The agency stated in the official release that Zobayan's poor decision to continue the flight despite the weather condition led to the crash.
"Contributing to the accident was the pilot's likely self-induced pressure and the pilot's plan continuation bias which adversely affected his decision-making and Island Express Helicopter Inc.'s inadequate review and oversight of its safety management processes," the statement went on.
The report detailed that the pilot's poor decision eventually caused him to lose his control and experience spatial disorientation. The condition led the pilot to think that the aircraft was climbing up although, in fact, it was descending.
One NTSB investigator noted that the pilot did not know which way was up in the moments before the crash.
Kobe Bryant Did NOT Pressure Ara Zobayan
Earlier in the NTSB meeting, the investigators said that the late Los Angeles Lakers superstar did not pressure Zobayan to fly against extreme weather conditions.
However, the pilot himself broke the rules to allegedly please his well-renowned client.
Bryant and Zobayan shared a long professional relationship, and the late basketball superstar trusted him to fly his children even when he was not with them.
The self-induced pressure played a role in the crash that led to Kobe Bryant's death.
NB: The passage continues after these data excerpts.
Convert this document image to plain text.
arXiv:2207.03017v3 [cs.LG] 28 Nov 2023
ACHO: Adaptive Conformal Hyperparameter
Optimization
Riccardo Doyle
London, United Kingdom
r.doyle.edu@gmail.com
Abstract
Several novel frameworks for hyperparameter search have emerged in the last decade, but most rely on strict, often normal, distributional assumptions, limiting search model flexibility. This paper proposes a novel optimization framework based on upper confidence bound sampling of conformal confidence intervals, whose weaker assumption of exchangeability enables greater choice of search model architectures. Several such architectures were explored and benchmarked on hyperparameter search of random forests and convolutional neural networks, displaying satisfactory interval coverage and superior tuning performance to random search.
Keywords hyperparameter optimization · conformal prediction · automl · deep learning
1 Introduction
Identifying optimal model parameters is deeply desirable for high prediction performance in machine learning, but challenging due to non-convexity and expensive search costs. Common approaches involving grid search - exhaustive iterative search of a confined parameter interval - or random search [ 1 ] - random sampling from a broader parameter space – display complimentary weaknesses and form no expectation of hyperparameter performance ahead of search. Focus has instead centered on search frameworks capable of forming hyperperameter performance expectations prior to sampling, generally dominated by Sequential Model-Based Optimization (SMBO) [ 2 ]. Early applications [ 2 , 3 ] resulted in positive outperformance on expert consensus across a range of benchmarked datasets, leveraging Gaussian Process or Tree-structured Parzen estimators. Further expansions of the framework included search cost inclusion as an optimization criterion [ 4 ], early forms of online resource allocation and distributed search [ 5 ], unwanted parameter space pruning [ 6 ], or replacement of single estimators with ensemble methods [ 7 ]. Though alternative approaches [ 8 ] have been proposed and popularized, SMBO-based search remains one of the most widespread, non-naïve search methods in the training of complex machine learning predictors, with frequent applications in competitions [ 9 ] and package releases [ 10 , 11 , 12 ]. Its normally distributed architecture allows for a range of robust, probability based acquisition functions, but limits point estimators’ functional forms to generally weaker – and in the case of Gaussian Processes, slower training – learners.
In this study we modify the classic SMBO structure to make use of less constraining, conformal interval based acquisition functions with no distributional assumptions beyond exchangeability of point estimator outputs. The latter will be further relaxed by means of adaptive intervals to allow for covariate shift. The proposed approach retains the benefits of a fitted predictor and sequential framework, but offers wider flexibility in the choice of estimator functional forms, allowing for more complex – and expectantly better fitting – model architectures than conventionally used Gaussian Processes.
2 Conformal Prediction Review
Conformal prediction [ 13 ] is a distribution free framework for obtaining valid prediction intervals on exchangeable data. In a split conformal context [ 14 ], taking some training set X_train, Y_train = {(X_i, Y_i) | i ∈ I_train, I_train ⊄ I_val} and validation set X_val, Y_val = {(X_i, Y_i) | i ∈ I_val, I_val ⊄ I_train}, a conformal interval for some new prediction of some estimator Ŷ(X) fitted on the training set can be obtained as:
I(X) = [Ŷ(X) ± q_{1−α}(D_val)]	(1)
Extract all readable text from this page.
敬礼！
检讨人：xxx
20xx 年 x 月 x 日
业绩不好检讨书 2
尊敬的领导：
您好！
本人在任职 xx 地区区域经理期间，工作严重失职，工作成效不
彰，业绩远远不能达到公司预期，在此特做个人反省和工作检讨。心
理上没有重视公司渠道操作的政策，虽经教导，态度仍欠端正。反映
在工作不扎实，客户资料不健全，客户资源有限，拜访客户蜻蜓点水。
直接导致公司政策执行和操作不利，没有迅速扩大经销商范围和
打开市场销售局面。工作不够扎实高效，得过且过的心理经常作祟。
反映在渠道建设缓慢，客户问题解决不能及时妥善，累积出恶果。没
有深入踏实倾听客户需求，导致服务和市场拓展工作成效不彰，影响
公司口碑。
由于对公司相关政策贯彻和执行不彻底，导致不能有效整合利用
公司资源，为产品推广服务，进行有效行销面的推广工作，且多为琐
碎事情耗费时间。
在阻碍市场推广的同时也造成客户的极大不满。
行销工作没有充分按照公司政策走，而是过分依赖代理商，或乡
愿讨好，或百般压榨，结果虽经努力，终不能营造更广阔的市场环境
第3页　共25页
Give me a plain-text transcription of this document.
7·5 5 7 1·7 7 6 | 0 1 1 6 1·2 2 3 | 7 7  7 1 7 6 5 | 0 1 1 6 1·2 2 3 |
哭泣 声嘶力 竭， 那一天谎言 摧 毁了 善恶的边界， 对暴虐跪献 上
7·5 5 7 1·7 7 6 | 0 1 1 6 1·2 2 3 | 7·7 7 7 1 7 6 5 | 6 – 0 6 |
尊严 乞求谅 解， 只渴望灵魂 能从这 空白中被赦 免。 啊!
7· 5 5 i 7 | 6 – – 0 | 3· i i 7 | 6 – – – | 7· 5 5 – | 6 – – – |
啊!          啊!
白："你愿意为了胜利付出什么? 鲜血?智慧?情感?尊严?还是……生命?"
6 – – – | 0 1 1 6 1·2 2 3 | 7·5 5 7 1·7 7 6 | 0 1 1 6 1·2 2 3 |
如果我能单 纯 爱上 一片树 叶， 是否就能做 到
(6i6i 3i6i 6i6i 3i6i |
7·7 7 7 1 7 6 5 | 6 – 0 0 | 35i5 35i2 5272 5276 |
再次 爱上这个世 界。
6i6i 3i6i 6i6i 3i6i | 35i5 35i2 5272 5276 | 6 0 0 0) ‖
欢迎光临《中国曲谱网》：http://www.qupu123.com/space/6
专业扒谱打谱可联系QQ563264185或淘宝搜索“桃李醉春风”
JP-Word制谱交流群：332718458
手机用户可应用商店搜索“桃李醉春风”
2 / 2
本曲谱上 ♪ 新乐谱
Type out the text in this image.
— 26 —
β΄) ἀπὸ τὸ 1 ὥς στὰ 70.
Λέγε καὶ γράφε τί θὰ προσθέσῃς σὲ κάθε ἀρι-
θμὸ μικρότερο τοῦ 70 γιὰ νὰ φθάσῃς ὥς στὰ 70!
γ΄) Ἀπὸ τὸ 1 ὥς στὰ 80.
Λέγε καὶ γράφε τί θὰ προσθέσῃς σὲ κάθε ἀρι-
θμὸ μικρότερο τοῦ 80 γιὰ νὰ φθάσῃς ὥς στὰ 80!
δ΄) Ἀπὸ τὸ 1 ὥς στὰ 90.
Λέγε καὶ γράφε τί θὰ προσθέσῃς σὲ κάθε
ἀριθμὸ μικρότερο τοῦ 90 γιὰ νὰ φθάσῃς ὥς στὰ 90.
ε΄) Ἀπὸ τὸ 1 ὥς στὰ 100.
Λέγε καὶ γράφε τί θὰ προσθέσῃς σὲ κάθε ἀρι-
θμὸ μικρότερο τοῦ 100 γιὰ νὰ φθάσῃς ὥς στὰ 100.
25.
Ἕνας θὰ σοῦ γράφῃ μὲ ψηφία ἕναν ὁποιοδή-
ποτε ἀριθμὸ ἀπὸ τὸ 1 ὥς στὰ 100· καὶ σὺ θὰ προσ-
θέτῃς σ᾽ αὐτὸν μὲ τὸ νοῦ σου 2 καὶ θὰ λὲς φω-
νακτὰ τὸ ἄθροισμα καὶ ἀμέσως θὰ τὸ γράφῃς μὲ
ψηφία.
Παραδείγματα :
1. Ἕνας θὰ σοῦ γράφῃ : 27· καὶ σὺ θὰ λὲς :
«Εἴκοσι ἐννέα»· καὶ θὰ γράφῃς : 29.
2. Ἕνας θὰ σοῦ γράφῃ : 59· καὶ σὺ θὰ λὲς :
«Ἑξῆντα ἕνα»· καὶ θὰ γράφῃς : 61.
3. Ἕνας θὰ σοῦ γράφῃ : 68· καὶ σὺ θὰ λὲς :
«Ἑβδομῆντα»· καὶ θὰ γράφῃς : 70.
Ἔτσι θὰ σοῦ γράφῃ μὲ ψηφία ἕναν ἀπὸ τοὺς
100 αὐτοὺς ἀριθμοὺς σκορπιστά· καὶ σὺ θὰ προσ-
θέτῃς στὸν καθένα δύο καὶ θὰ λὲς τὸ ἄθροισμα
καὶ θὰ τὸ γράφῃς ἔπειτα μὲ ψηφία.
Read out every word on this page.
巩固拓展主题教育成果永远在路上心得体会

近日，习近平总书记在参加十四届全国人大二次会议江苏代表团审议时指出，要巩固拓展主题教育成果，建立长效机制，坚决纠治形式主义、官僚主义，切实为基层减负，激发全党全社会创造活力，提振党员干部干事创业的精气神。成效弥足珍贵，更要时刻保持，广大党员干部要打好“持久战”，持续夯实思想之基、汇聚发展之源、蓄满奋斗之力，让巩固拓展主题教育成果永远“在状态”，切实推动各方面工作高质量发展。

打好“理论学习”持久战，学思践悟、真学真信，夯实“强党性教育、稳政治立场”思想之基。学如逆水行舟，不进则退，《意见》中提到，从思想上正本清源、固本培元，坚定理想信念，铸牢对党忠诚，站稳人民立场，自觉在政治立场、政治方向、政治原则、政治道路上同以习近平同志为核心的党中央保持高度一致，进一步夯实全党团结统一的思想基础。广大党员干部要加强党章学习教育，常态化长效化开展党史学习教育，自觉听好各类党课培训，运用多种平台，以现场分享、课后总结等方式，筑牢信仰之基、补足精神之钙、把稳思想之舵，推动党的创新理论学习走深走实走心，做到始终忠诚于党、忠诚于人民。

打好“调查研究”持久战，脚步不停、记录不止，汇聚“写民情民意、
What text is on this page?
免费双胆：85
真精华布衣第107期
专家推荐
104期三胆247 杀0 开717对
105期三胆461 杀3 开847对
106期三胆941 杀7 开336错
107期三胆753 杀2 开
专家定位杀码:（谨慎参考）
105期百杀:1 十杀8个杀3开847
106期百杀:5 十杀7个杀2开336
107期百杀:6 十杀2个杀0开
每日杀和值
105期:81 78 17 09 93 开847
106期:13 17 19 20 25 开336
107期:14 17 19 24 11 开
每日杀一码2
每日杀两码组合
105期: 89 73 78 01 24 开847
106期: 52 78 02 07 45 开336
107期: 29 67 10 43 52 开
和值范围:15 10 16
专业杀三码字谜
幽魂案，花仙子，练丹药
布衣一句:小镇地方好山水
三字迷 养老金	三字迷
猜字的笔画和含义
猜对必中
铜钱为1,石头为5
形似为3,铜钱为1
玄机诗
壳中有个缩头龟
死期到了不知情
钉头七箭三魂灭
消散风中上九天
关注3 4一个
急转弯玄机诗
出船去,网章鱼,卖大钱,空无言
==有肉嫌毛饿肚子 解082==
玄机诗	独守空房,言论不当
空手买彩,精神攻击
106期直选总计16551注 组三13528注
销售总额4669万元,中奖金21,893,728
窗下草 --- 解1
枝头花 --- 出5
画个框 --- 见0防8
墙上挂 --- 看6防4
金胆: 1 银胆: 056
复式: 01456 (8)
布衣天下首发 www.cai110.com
NTSB Vice Chairman Bruce Landsberg blamed Zobayan, saying that he should have known the danger of the weather condition.
Instead of turning around to land at Van Nuys airport, the aircraft continued flying against the clouds.
Meanwhile, NTSB Chairman Robert Sumwalt confirmed that the pilot was under visual flight rules (VFR). Zobayan then broke the law for pushing the fatal decision to fly despite going into VFR mode.
The officials offered their main takeaways that could have prevented the tragic incident.
First, they believe Zobayan had many chances to safely land anywhere before experiencing spatial disorientation and crashing the aircraft.
The investigators also suggested that having a second pilot could have saved the lives of the victims.